İngilteredeki Püriten İsyanı (1642-1648) sırasında Püritenler2 İngiliz hukukunu Eski Ahit ile değiştirmeye çalışmış ancak engellenmişlerdi. Amerikada kolonilerin yasalarında Tevrat kanununu uygulamayı deneme özgürlükleri çok daha fazlaydı; ilk yerleşimcilerin yapmaya koyulduğu da tam olarak bu oldu. New Englanddaki kolonilerin ilk yasaları kutsal yazıları temel aldı. New Havenda 1639 yılındaki ilk mecliste John Davenport koloninin yasal ve manevi temeli olarak İncilin önceliğini açıkça belirtti. "Kutsal yazılar bütün insanların Tanrıya ve insanlara karşı bütün görevleri ile ailelerin ve ulusun Kilise konularında yönetimi için mükemmel kurallar içermektedir... Tanrının sözü burada hükümet işlerini organize etmede göz önüne alınacak tek kural olacaktır."
New Haven Meclis Üyeleri daha sonra 79 kadar hüküm içeren ve yarısı İncilden alıntılar -hemen hepsi Tevrattan- olan 1655 Yasasını benimsedi.

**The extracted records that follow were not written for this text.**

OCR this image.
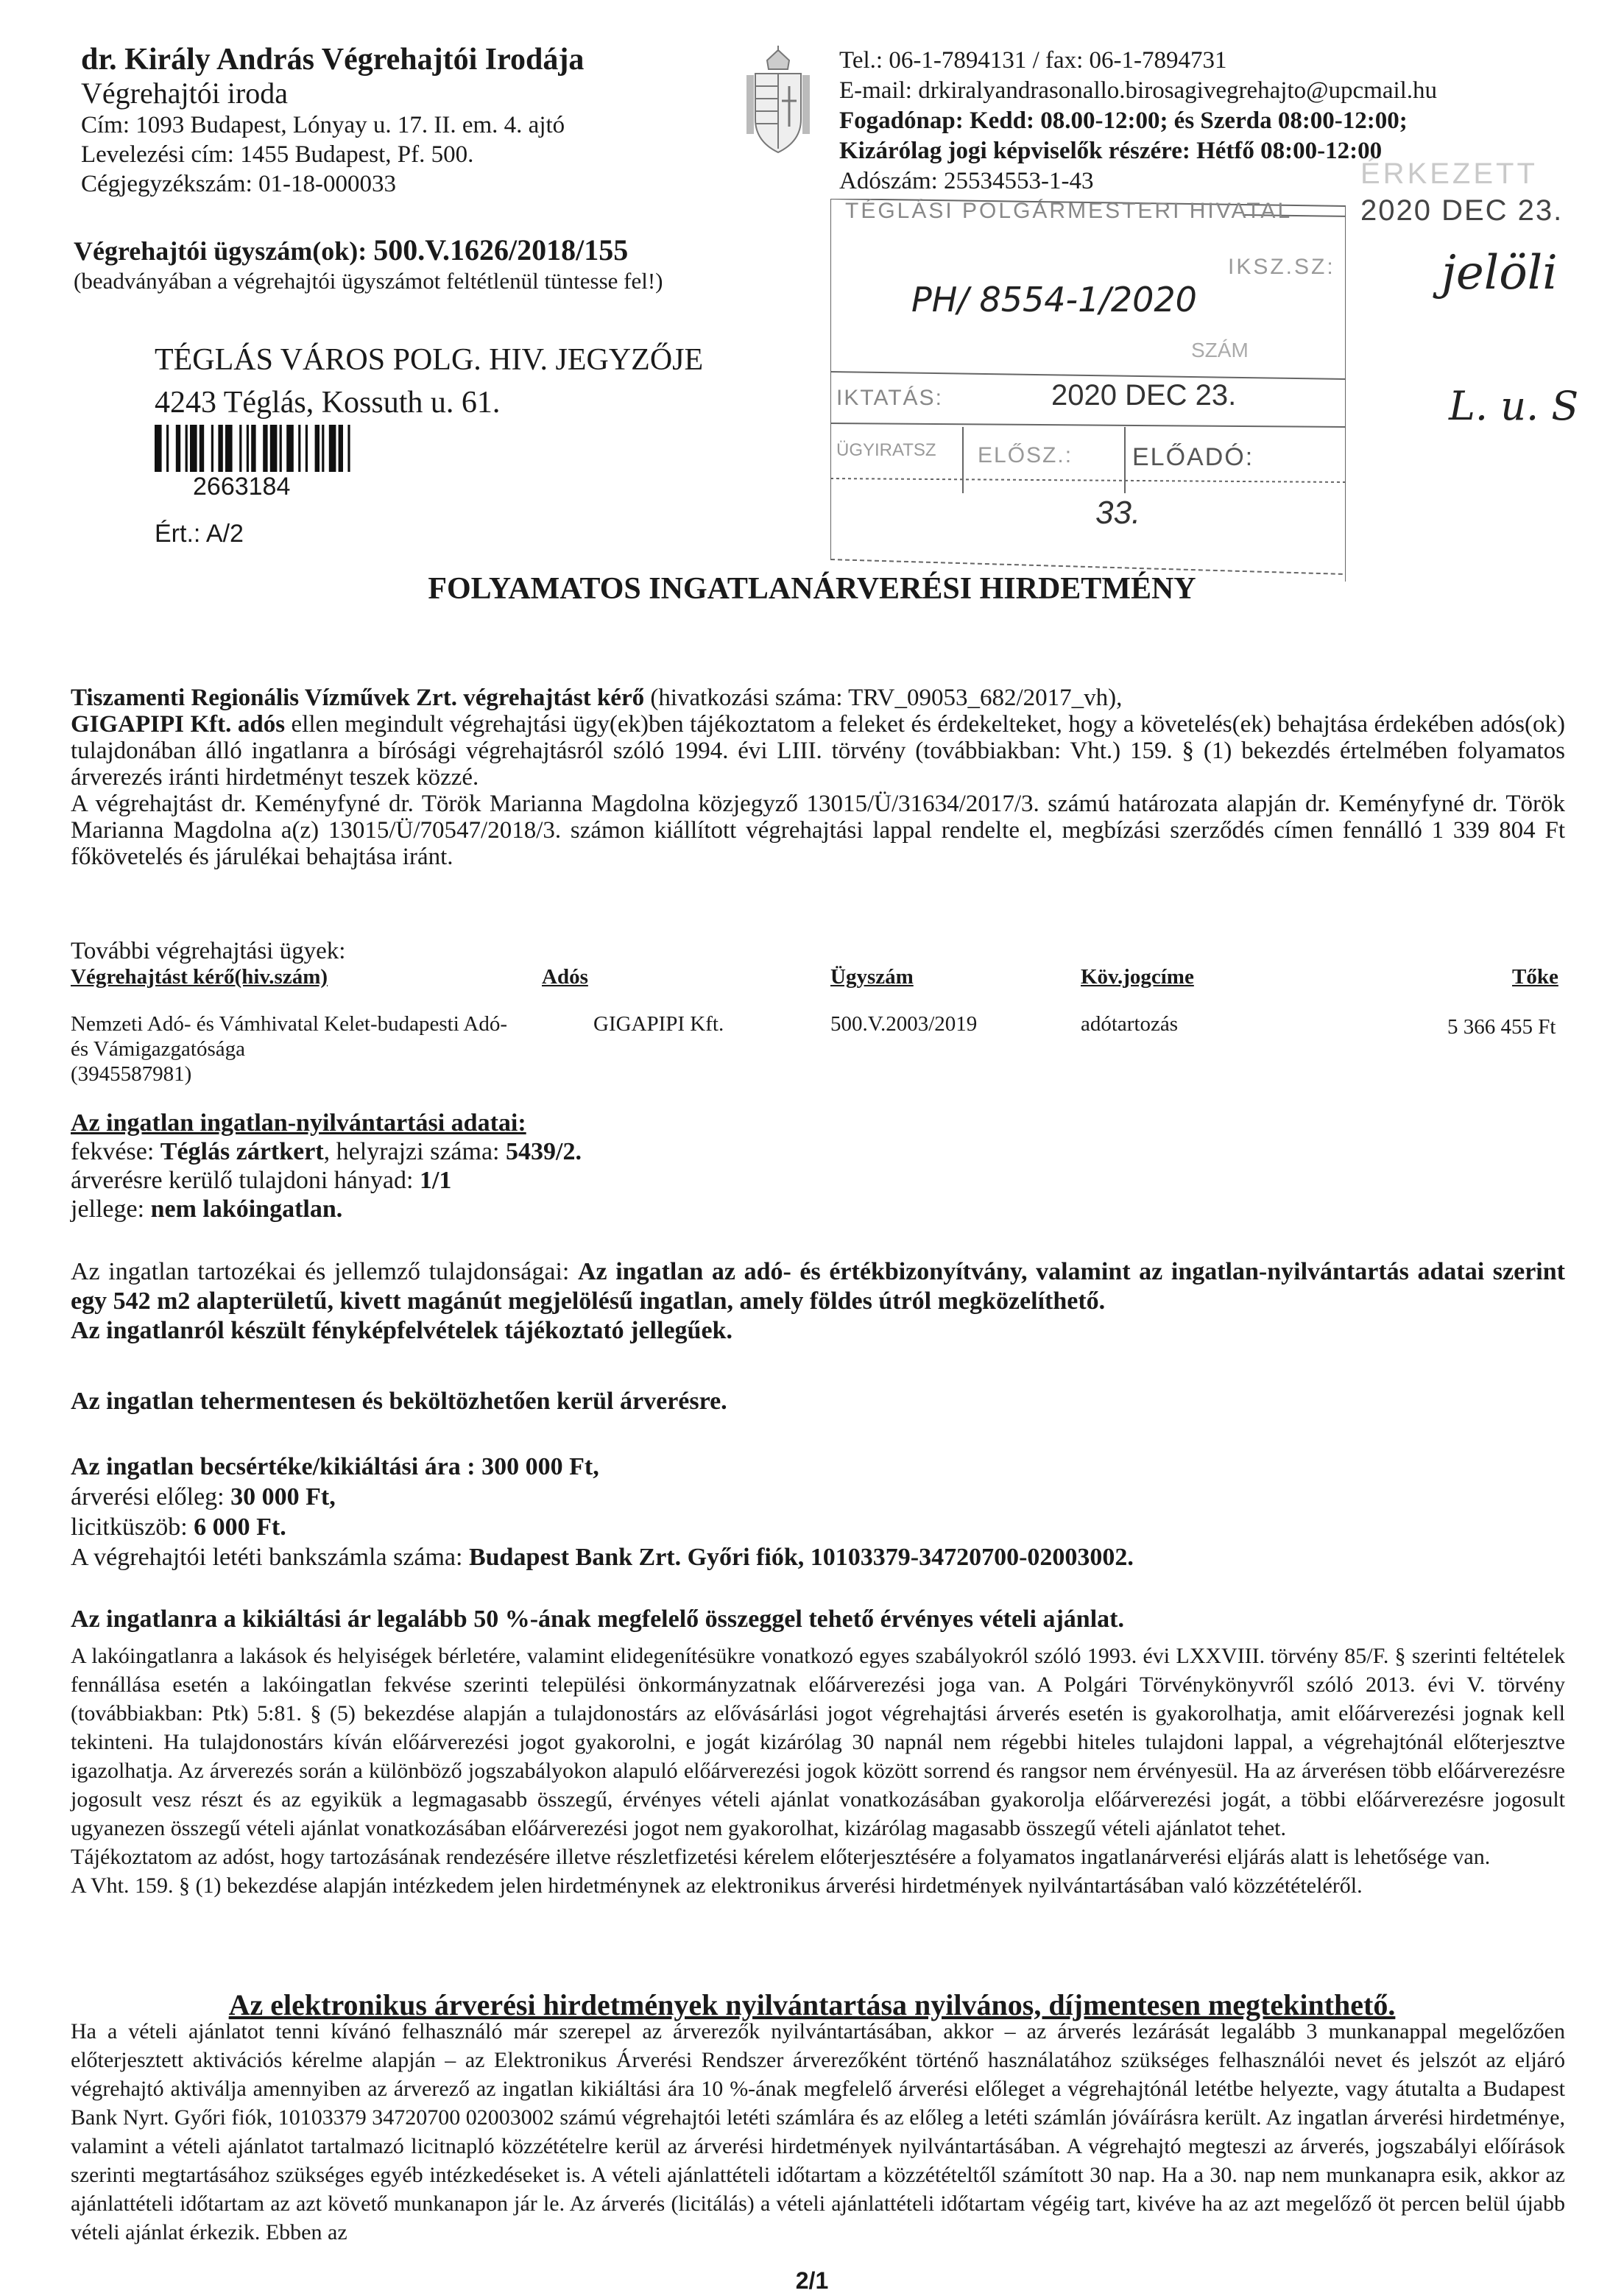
dr. Király András Végrehajtói Irodája
Végrehajtói iroda
Cím: 1093 Budapest, Lónyay u. 17. II. em. 4. ajtó
Levelezési cím: 1455 Budapest, Pf. 500.
Cégjegyzékszám: 01-18-000033
Tel.: 06-1-7894131 / fax: 06-1-7894731
E-mail: drkiralyandrasonallo.birosagivegrehajto@upcmail.hu
Fogadónap: Kedd: 08.00-12:00; és Szerda 08:00-12:00;
Kizárólag jogi képviselők részére: Hétfő 08:00-12:00
Adószám: 25534553-1-43	ÉRKEZETT
TÉGLÁSI POLGÁRMESTERI HIVATAL 2020 DEC 23.
IKSZ.SZ:
PH/ 8554-1/2020
SZÁM
IKTATÁS:	2020 DEC 23.
ÜGYIRATSZ ELŐSZ.: ELŐADÓ:
33.
jelöli
L. u. S
Végrehajtói ügyszám(ok): 500.V.1626/2018/155
(beadványában a végrehajtói ügyszámot feltétlenül tüntesse fel!)
TÉGLÁS VÁROS POLG. HIV. JEGYZŐJE
4243 Téglás, Kossuth u. 61.
2663184
Ért.: A/2
FOLYAMATOS INGATLANÁRVERÉSI HIRDETMÉNY

Tiszamenti Regionális Vízművek Zrt. végrehajtást kérő (hivatkozási száma: TRV_09053_682/2017_vh),

GIGAPIPI Kft. adós ellen megindult végrehajtási ügy(ek)ben tájékoztatom a feleket és érdekelteket, hogy a követelés(ek) behajtása érdekében adós(ok) tulajdonában álló ingatlanra a bírósági végrehajtásról szóló 1994. évi LIII. törvény (továbbiakban: Vht.) 159. § (1) bekezdés értelmében folyamatos árverezés iránti hirdetményt teszek közzé.

A végrehajtást dr. Keményfyné dr. Török Marianna Magdolna közjegyző 13015/Ü/31634/2017/3. számú határozata alapján dr. Keményfyné dr. Török Marianna Magdolna a(z) 13015/Ü/70547/2018/3. számon kiállított végrehajtási lappal rendelte el, megbízási szerződés címen fennálló 1 339 804 Ft főkövetelés és járulékai behajtása iránt.

További végrehajtási ügyek:
Végrehajtást kérő(hiv.szám)	Adós	Ügyszám	Köv.jogcíme	Tőke
Nemzeti Adó- és Vámhivatal Kelet-budapesti Adó-
és Vámigazgatósága
(3945587981)
GIGAPIPI Kft.	500.V.2003/2019	adótartozás	5 366 455 Ft
Az ingatlan ingatlan-nyilvántartási adatai:
fekvése: Téglás zártkert, helyrajzi száma: 5439/2.
árverésre kerülő tulajdoni hányad: 1/1
jellege: nem lakóingatlan.
Az ingatlan tartozékai és jellemző tulajdonságai: Az ingatlan az adó- és értékbizonyítvány, valamint az ingatlan-nyilvántartás adatai szerint egy 542 m2 alapterületű, kivett magánút megjelölésű ingatlan, amely földes útról megközelíthető.
Az ingatlanról készült fényképfelvételek tájékoztató jellegűek.
Az ingatlan tehermentesen és beköltözhetően kerül árverésre.
Az ingatlan becsértéke/kikiáltási ára : 300 000 Ft,
árverési előleg: 30 000 Ft,
licitküszöb: 6 000 Ft.
A végrehajtói letéti bankszámla száma: Budapest Bank Zrt. Győri fiók, 10103379-34720700-02003002.
Az ingatlanra a kikiáltási ár legalább 50 %-ának megfelelő összeggel tehető érvényes vételi ajánlat.

A lakóingatlanra a lakások és helyiségek bérletére, valamint elidegenítésükre vonatkozó egyes szabályokról szóló 1993. évi LXXVIII. törvény 85/F. § szerinti feltételek fennállása esetén a lakóingatlan fekvése szerinti települési önkormányzatnak előárverezési joga van. A Polgári Törvénykönyvről szóló 2013. évi V. törvény (továbbiakban: Ptk) 5:81. § (5) bekezdése alapján a tulajdonostárs az elővásárlási jogot végrehajtási árverés esetén is gyakorolhatja, amit előárverezési jognak kell tekinteni. Ha tulajdonostárs kíván előárverezési jogot gyakorolni, e jogát kizárólag 30 napnál nem régebbi hiteles tulajdoni lappal, a végrehajtónál előterjesztve igazolhatja. Az árverezés során a különböző jogszabályokon alapuló előárverezési jogok között sorrend és rangsor nem érvényesül. Ha az árverésen több előárverezésre jogosult vesz részt és az egyikük a legmagasabb összegű, érvényes vételi ajánlat vonatkozásában gyakorolja előárverezési jogát, a többi előárverezésre jogosult ugyanezen összegű vételi ajánlat vonatkozásában előárverezési jogot nem gyakorolhat, kizárólag magasabb összegű vételi ajánlatot tehet.

Tájékoztatom az adóst, hogy tartozásának rendezésére illetve részletfizetési kérelem előterjesztésére a folyamatos ingatlanárverési eljárás alatt is lehetősége van.

A Vht. 159. § (1) bekezdése alapján intézkedem jelen hirdetménynek az elektronikus árverési hirdetmények nyilvántartásában való közzétételéről.

Az elektronikus árverési hirdetmények nyilvántartása nyilvános, díjmentesen megtekinthető.
Ha a vételi ajánlatot tenni kívánó felhasználó már szerepel az árverezők nyilvántartásában, akkor – az árverés lezárását legalább 3 munkanappal megelőzően előterjesztett aktivációs kérelme alapján – az Elektronikus Árverési Rendszer árverezőként történő használatához szükséges felhasználói nevet és jelszót az eljáró végrehajtó aktiválja amennyiben az árverező az ingatlan kikiáltási ára 10 %-ának megfelelő árverési előleget a végrehajtónál letétbe helyezte, vagy átutalta a Budapest Bank Nyrt. Győri fiók, 10103379 34720700 02003002 számú végrehajtói letéti számlára és az előleg a letéti számlán jóváírásra került. Az ingatlan árverési hirdetménye, valamint a vételi ajánlatot tartalmazó licitnapló közzétételre kerül az árverési hirdetmények nyilvántartásában. A végrehajtó megteszi az árverés, jogszabályi előírások szerinti megtartásához szükséges egyéb intézkedéseket is. A vételi ajánlattételi időtartam a közzétételtől számított 30 nap. Ha a 30. nap nem munkanapra esik, akkor az ajánlattételi időtartam az azt követő munkanapon jár le. Az árverés (licitálás) a vételi ajánlattételi időtartam végéig tart, kivéve ha az azt megelőző öt percen belül újabb vételi ajánlat érkezik. Ebben az
2/1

Yahudilerin eğitim üzerindeki etkisi
Harvard, Yale, William and Mary, Rutgers, Princeton, Brown, Kings College (daha sonra Columbia olarak bilinecek), Johns Hopkins, Dartmouth, vb. dahil çeşitli eğitim kurumunun kuruluşunda Tevrat merkezi bir yol oynadı. Bu okulların birçoğu resmi amblem veya mühürlerinde İbranice bir sözcük ya da cümleyi benimsemiştir.
Yale mührü Latince "Lux et Veritas"ı içeren bayrak, Columbianın mühründe Tanrının İbranice adı, ortadaki bayrakta ise meleklerden birinin İbranice ismi yer alır. Dartmouthun mühründeki üçgenin içinde "Her şeye kadir Tanrı" anlamına gelen İbranice sözcükler yazılıdır. İbranice 16. yüzyılın sonunda ve 17. yüzyılın başında öylesine popülerdi ki Yaledeki öğrencilerden çoğu ilk söylevlerini İbranice yapardı. Nüfusun büyük kısmı, Amerikanın kurucu atalarının önemli kısmı dahil, bu Amerikan Üniversitelerinden mezundu. Dolayısıyla bu siyasi liderlerin çoğunluğunun yalnızca Eski ve Yeni Ahitlerin içeriğini değil, bir miktar İbranice de bildiğinden emin olabiliriz.
Abraham Katsch The Biblical Heritage of American Democracy (Amerikan Demokrasisinin İncilsel Mirası) adlı eserinde şöyle yazar (sh.70): "Amerikan Devrimi sırasında İbranice öğrenmeye ilgi öylesine yaygındı ki meclisin bazı üyelerinin Birleşik Devletlerde İngilizce kullanımının resmen yasaklanmasını ve yerine İbranicenin geçmesini önerdiği söylentileri dolaşır."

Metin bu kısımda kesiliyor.